The effect of chemically synthetic mycobacterial mycolates on phospholipidome immunomodulation of murine macrophages

Active pulmonary tuberculosis (TB) is characterized by infection of Mycobacterium tuberculosis (Mtb) living on a lipid diet within lung granulomas. Mtb cell wall mycolic acids (MAs) provide a hydrophobic interface for lipid nutrition and are virulence factors directing macrophages into foam cells. Chemically synthetic MAs, each with a defined stereochemistry, representing the major classes of natural Mtb MA, differentially steer host macrophages. While methoxy-MA (mMA) induces vacuolation and keto-MA (kMA) stimulates cholesterol rich lipid droplet accumulation, alpha-MA (αMA) has no notable effect on macrophage physiology.
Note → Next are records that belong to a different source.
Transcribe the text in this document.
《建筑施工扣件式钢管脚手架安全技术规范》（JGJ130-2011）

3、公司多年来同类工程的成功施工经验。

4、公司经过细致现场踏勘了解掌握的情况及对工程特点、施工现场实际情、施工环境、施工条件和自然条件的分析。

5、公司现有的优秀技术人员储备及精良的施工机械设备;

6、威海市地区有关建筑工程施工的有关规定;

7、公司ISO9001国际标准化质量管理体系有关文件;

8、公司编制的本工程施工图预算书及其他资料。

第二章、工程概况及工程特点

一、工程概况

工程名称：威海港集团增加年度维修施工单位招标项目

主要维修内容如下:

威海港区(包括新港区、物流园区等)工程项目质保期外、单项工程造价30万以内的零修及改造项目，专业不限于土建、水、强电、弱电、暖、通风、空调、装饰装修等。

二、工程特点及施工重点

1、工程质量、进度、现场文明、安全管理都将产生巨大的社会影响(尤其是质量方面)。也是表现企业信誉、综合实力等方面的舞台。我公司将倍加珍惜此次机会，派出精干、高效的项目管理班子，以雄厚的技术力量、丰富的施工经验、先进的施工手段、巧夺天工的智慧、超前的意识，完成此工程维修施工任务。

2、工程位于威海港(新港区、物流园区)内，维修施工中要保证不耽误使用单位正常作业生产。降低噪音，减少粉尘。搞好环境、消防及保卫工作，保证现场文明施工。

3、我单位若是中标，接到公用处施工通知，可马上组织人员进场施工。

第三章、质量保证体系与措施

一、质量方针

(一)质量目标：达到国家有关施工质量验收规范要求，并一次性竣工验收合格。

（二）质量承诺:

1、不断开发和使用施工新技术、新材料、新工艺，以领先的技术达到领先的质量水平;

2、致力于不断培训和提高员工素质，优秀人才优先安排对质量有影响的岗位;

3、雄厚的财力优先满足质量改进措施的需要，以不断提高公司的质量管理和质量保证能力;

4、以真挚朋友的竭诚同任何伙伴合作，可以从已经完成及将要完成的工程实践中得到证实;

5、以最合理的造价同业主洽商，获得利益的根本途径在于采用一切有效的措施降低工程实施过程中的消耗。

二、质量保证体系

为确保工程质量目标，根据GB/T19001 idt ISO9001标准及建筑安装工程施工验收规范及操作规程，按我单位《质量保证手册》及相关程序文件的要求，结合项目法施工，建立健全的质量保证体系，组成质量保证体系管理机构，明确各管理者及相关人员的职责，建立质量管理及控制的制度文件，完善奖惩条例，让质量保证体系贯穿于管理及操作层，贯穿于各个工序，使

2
Here we investigated how the peritoneal macrophage phospholipidome is affected by the individual MAs, employing ESI tandem MS (ESI-MS/MS). Compared to placebo and αMA, oxygenated MA treatment elicited significantly more glycerophospholipid (PL), lysophospholipid, and sphingolipid synthesis. Global PL synthesis and induction of eicosanoid potential was pronounced in phosphatidylethanolamine and phosphatidylserine for kMA macrophages, but only in phosphatidylcholine (PC) for mMA macrophages. All lysoPC species were strongly upregulated by both oxygenated MAs. Finally, enrichment of ceramide and sphingomyelin with saturated acyl chains was associated with mMA treatment, whereas unsaturated acyl chains and dihydrosphingomyelin were mostly associated with kMA treatment. Selective secretion of various ratios of oxygenated MAs may thus steer innate immunity through the phospholipidome of macrophages to establish persistent TB.